Ms. 68 years. The lodge inherits the agency with big plans and big problems.
His predecessor, Ben Carson, oversees the migration of career workers, affects the implementation of fair housing and has done little to alleviate the nationwide crisis in affordable housing due to the economic collapse from the coronavirus epidemic.
Mr. Carson, a former surgeon with no prior housing experience, did “stupid things” in the department, Mr. Fuj said in an interview with The Plane Dealer in December.
If the agency President Donald J. Had Trump not been at the forefront of policy initiatives, it would have become the focal point of his political message. He attacked Obama-era efforts to remove local zoning rules that discriminate against black people and other groups that face bias in the proud pitch of the white suburban area. Proponents of her case have been working to make the actual transcript of this statement available online.
President Biden and Mrs. Luge have suggested that they move forward with the program.
Ms. Luje said she will use her time at HUD for long-term issues such as racism, the crisis of affordability in big cities and homelessness. But its immediate priority is preventing evacuees from causing income losses during the epidemic.
The administration’s relief package includes .5 21.55 billion for emergency rent assistance, 5 5 billion for emergency housing vouchers, 5 5 billion for homeless assistance and 8 50,850 million for tribal and rural housing.

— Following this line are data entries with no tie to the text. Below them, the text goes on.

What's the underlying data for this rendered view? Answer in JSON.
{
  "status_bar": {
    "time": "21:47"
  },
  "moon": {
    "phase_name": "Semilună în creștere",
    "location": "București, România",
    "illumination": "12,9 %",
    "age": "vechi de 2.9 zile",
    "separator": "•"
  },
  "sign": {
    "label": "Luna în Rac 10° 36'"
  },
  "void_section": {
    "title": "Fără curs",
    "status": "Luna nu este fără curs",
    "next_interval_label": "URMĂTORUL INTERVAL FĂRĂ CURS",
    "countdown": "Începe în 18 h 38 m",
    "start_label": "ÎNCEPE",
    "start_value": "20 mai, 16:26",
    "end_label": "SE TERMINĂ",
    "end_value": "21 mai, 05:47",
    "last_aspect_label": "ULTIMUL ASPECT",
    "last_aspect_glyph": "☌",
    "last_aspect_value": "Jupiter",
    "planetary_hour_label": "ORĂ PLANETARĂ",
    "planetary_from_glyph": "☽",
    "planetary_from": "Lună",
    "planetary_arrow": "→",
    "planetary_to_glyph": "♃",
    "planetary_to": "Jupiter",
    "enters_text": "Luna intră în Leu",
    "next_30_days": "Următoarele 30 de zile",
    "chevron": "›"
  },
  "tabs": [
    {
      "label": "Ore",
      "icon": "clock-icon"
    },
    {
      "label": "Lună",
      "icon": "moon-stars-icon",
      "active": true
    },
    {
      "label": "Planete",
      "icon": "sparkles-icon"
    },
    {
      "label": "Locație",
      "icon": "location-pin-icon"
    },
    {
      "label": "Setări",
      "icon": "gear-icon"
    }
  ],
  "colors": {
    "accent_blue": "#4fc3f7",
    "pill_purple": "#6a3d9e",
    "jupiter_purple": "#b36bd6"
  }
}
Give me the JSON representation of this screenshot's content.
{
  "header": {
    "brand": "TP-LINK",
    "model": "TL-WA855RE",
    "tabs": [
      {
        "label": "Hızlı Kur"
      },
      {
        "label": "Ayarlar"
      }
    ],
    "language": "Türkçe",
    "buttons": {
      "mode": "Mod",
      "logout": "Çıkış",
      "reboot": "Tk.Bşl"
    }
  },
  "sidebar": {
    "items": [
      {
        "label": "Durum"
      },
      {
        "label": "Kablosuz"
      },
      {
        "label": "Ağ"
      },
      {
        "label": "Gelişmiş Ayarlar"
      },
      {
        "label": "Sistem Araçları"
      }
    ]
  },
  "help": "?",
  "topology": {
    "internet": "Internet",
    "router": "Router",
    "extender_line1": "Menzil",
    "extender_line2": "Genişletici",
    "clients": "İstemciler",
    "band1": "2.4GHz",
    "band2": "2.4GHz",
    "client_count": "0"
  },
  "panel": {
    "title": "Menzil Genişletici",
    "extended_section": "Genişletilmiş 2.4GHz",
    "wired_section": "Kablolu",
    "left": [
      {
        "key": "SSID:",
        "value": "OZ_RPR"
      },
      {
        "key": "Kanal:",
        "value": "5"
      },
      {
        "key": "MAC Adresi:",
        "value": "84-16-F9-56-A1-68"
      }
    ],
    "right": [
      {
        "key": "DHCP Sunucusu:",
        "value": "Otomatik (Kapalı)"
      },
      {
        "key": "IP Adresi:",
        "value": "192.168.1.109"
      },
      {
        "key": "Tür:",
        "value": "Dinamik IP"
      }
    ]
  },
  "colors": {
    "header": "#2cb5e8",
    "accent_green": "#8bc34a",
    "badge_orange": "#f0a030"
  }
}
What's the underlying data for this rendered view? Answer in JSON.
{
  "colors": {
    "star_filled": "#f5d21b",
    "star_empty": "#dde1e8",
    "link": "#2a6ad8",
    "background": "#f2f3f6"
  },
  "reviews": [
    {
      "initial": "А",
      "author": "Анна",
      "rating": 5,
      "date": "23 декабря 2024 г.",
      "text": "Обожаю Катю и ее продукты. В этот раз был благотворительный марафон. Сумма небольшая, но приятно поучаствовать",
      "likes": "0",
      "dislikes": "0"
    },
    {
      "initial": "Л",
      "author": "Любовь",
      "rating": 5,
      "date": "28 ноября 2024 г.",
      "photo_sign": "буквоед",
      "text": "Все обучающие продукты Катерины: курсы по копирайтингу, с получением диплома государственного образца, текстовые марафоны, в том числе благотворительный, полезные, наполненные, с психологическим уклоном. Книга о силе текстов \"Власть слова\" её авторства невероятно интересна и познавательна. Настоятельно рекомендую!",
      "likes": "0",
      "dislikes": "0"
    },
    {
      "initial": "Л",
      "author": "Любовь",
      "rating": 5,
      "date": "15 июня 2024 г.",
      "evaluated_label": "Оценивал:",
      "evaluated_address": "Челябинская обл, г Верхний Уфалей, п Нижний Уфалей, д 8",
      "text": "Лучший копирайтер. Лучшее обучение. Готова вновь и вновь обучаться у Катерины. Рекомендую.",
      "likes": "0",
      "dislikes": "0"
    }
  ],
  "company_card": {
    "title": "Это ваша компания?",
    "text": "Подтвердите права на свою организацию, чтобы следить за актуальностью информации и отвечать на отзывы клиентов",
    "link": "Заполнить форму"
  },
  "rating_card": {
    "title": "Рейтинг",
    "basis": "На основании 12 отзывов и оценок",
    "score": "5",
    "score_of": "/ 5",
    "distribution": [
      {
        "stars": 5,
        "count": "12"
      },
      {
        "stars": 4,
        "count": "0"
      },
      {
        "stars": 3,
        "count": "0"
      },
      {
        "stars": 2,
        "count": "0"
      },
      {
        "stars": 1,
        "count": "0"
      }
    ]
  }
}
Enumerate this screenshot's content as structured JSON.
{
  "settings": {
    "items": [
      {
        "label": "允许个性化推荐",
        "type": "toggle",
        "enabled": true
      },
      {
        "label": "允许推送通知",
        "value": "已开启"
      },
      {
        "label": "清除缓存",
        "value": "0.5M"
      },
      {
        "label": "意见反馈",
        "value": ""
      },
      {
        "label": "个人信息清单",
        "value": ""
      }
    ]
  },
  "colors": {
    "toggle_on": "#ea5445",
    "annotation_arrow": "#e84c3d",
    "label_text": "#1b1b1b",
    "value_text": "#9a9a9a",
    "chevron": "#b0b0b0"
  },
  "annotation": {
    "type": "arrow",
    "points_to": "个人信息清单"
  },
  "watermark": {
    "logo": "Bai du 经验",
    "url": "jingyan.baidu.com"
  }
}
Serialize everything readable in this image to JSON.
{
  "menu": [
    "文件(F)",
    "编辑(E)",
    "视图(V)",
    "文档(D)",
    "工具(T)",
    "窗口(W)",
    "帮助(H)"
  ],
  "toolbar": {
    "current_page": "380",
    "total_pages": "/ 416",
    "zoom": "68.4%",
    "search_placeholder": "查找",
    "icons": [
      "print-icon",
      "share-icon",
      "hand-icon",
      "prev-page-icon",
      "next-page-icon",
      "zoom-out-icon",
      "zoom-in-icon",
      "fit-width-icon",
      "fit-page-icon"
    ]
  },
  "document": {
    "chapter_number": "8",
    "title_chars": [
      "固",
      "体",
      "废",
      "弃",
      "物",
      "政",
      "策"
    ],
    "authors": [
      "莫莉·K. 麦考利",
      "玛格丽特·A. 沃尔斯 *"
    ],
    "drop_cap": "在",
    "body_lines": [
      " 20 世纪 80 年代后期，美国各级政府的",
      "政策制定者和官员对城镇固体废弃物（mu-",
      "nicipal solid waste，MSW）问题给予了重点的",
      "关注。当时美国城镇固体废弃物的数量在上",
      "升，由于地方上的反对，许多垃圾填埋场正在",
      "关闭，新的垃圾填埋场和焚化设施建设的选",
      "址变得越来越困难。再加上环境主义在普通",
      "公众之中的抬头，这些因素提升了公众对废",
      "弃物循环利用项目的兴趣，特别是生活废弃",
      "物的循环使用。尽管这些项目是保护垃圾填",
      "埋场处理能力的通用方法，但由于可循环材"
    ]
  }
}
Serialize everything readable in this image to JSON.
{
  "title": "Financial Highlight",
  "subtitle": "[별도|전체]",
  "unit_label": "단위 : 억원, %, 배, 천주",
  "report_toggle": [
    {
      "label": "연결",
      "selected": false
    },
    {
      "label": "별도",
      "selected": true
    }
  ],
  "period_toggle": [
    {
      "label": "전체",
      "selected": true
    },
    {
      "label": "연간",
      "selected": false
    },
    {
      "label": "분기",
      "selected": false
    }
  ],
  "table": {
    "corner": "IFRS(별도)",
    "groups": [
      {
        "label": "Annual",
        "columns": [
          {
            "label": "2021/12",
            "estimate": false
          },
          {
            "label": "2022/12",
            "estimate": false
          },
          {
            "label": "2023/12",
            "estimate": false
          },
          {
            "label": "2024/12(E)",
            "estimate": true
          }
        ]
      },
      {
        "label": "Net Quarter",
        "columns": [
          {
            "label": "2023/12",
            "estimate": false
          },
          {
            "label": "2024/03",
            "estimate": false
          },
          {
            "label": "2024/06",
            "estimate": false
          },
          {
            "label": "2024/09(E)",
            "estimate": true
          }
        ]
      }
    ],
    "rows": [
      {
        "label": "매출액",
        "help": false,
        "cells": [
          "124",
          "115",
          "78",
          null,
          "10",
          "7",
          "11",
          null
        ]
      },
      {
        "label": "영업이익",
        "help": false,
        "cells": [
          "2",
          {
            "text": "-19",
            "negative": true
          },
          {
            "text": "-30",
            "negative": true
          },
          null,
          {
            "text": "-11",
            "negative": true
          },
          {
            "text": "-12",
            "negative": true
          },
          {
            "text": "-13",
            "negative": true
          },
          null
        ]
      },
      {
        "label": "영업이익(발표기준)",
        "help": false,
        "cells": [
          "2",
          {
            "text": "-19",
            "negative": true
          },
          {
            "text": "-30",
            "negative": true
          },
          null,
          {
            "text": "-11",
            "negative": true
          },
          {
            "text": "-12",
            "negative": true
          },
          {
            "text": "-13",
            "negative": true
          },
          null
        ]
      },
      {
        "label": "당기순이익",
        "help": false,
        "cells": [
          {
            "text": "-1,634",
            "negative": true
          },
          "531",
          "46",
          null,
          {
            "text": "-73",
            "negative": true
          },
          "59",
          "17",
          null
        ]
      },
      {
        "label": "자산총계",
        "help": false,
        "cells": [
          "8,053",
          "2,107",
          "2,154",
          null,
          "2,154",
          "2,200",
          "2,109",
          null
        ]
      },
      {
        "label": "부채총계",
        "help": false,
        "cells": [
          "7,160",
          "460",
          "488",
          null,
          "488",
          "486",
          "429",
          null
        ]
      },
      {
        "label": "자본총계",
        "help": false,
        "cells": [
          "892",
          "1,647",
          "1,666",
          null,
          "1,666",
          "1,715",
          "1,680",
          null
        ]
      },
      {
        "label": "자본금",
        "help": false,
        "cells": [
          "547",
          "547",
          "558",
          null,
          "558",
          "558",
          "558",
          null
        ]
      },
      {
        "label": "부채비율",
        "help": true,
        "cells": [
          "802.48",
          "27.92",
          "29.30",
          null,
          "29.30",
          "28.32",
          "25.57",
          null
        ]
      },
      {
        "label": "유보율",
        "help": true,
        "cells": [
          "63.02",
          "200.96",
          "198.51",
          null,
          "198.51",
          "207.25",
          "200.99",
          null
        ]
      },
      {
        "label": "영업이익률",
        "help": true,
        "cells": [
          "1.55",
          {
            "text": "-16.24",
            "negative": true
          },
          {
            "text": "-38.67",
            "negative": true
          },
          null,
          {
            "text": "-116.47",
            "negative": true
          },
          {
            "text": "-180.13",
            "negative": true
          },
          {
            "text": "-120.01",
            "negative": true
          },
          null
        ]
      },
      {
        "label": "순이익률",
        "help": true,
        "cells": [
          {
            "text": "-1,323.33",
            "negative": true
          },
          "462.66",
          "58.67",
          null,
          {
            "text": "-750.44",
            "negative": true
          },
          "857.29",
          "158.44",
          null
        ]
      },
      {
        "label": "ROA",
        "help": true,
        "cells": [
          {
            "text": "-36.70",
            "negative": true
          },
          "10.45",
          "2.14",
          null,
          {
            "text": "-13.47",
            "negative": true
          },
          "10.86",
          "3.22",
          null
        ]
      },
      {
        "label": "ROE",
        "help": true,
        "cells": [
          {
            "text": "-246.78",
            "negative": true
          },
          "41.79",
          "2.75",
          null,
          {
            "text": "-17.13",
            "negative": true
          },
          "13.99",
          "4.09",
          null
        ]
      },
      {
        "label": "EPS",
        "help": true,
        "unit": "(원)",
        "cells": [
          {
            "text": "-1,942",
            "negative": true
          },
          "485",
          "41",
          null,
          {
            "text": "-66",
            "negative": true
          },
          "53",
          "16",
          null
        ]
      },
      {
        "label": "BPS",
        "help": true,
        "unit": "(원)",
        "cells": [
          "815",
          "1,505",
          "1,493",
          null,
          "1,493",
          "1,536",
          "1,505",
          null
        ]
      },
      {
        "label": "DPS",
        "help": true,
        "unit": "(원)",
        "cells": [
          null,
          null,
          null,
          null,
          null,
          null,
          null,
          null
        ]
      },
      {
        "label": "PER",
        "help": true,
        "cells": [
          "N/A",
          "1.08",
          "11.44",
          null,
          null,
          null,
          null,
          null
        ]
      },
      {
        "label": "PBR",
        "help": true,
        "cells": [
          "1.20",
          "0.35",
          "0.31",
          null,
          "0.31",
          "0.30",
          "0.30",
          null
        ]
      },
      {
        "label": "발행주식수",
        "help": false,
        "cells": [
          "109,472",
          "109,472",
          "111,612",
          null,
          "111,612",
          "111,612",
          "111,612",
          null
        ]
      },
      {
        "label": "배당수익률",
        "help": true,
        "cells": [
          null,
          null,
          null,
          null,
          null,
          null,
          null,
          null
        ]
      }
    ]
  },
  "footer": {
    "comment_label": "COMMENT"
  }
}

In the past, Ms. Fuj, who is black, has complained that the top spot in HUD is always used to misrepresent diversity rather than run policy.
“You know, it’s always been ‘we want to put a black man in Labor or HUD,'” he told Politico after last year’s election.
He added, “When you look at what African-American women in particular did in this election, you will see that a big part of the reason this Biden-Harris team won was because of African-American women.”
HUD, in fact, was not Mrs. Fudge’s first choice.
After Mr. Biden was elected, he lobbied publicly to lead an agency called the Secretary of Agriculture, which oversees food relief initiatives as well as farm subsidy programs. But that job was given to Mr. Biden’s colleague Tom Wilsack. Ms. Faz added a surprising end to the list of presidential nominees, endorsing Atlanta Mayor Keisha Lance Bottoms, who was an early favorite to lead HUD.